Usted conoce el motivo de mi desvelo. O si prefiere, mi obsesión. Son los ojos. ¿Los ha observado detenidamente? ¿Ha mensurado su creciente número? Cientos de ojos, miles, una multitud infinita de ojos. Inflamados, inmóviles, convergentes en un punto. Pupilas dilatadas que devoran esa única imagen con obstinada veneración. Sin parpadeo, casi. Encandiladas, hechizadas. Por momentos me recuerdan a las de un animal embalsamado, con ese brillo mortuorio que predice eternidad. Son miradas capturadas, esclavizadas, útiles. ¿De veras no capta la profunda devoción que transmiten esos ojos? Nacen de bocas entreabiertas, anhelantes, ansiosas por mamar de su palabra. Dispuestas a la risa cómplice cuando un gesto de ironía predica la denuncia al enemigo imaginario.
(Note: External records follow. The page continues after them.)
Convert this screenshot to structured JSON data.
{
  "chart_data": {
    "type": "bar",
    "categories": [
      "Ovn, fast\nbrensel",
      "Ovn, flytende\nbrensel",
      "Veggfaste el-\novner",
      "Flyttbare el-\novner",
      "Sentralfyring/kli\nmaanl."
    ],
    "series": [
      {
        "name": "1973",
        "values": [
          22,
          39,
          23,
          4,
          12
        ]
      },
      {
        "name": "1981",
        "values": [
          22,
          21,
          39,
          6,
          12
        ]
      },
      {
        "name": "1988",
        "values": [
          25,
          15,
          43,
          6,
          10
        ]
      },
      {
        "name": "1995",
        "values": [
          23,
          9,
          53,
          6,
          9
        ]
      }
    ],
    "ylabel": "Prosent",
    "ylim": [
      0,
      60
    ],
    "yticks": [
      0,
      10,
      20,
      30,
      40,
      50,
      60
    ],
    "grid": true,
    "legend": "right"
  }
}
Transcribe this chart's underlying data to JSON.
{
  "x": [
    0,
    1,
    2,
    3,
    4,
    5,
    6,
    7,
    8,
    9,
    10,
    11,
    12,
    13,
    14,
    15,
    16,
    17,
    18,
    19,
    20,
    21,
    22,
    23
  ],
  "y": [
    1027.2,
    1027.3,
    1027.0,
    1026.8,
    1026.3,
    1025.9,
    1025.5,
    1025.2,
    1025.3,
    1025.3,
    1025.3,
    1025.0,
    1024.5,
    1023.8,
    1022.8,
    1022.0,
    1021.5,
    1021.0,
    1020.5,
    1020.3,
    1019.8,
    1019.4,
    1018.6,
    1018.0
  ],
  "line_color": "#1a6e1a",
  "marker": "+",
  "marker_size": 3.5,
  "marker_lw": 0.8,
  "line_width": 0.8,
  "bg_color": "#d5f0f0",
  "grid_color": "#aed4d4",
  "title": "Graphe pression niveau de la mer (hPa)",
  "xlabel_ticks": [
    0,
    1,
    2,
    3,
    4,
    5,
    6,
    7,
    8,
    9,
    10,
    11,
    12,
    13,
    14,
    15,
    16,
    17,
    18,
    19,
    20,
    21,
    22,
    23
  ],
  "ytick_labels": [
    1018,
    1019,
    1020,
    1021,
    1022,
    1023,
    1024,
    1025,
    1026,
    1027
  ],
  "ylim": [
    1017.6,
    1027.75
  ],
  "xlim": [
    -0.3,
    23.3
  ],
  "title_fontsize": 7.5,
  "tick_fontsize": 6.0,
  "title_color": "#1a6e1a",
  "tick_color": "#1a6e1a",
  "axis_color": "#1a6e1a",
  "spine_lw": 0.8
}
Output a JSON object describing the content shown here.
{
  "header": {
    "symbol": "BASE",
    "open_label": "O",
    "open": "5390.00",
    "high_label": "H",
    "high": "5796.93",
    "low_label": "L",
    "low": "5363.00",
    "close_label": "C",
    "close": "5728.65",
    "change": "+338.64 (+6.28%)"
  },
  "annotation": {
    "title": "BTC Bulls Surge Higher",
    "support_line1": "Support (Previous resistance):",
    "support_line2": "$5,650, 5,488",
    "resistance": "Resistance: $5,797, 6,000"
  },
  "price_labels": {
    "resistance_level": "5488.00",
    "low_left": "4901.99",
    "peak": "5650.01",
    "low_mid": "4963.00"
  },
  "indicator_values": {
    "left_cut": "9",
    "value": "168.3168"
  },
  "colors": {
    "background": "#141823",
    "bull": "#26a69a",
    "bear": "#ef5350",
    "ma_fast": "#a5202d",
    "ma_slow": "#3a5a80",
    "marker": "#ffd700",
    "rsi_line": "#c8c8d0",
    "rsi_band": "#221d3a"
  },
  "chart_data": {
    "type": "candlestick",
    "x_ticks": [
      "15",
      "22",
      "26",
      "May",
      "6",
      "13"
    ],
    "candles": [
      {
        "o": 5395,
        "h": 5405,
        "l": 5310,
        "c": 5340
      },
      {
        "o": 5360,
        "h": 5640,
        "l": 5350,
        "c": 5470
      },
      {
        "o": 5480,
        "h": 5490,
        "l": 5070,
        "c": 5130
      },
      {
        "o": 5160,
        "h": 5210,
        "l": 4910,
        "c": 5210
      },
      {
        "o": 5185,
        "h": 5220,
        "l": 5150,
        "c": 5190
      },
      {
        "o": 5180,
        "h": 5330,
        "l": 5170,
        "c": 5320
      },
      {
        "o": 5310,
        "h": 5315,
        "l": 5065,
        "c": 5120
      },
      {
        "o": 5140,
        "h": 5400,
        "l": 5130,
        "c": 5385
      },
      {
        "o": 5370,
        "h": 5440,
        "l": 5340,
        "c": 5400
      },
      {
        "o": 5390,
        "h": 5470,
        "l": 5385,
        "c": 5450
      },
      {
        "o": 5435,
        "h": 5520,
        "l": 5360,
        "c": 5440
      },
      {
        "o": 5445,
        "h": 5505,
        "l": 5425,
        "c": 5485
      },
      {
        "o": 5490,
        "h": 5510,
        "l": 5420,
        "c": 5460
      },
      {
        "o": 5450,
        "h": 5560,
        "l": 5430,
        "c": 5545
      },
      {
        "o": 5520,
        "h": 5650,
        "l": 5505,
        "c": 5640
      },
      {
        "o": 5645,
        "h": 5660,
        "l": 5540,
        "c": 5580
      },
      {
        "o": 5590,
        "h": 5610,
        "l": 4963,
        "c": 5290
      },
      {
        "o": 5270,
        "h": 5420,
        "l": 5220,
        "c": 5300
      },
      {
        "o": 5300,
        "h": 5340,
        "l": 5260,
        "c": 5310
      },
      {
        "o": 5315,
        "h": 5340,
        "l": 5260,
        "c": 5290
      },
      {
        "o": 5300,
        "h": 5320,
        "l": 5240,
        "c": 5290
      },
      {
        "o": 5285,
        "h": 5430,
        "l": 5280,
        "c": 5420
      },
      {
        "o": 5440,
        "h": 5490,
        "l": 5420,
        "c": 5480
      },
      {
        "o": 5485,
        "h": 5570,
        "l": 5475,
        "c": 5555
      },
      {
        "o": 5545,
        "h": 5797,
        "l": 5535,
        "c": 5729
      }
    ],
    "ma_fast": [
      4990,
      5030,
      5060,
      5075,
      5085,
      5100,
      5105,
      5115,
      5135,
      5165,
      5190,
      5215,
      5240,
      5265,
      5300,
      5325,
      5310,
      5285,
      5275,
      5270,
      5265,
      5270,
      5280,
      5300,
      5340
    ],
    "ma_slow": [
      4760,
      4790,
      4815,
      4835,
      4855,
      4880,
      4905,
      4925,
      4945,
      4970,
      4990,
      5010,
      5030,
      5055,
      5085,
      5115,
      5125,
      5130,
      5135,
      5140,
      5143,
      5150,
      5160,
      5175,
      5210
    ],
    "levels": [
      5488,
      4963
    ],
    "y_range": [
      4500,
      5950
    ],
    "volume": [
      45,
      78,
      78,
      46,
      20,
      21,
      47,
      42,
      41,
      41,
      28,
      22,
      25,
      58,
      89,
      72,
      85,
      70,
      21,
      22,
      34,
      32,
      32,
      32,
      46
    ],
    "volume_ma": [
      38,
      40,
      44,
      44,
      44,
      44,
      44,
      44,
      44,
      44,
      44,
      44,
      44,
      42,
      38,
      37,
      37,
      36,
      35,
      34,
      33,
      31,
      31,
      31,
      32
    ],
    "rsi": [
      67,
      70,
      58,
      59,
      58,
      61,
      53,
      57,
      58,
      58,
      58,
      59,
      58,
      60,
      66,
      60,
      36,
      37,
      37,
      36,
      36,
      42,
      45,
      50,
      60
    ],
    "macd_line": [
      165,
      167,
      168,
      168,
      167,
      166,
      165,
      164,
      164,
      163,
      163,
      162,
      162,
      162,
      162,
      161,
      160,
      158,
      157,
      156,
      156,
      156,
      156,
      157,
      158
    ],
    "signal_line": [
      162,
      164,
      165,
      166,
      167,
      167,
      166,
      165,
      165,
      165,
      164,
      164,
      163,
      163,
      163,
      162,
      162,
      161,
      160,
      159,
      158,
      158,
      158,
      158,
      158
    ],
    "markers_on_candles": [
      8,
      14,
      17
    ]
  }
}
Esos miles, ¿o millones?, se someten con gusto a cada frase. Ya no importa lo que expresan, sino que alguien se atreva a declamarlas. La razón y los motivos se los han cedido a él, o ella, o alguna cosa, ¿qué más da? Su sentido de vida y de pertenencia. Sus corazones moldeados por la voluntad del führer. Da igual que Hitler ya no exista, porque siempre vivirá en quien acepte darle cobijo. En vestir su piel, en recrear su voz.

No piense que estoy loco. Sólo mire esos ojos y se dará cuenta de que siempre han existido, aun cuando por trechos permanezcan en letargo. Les basta una falsa promesa para despertar, y volver al eterno juego de entregarse a quien augure un sueño irrealizable, la cimiente de una nueva pesadilla. De alguna manera, son los ojos expectantes los que diseñan al líder. Los ojos que no son ojos porque nunca se han abierto. Son, en verdad, tatuajes circulares sobre el párpado.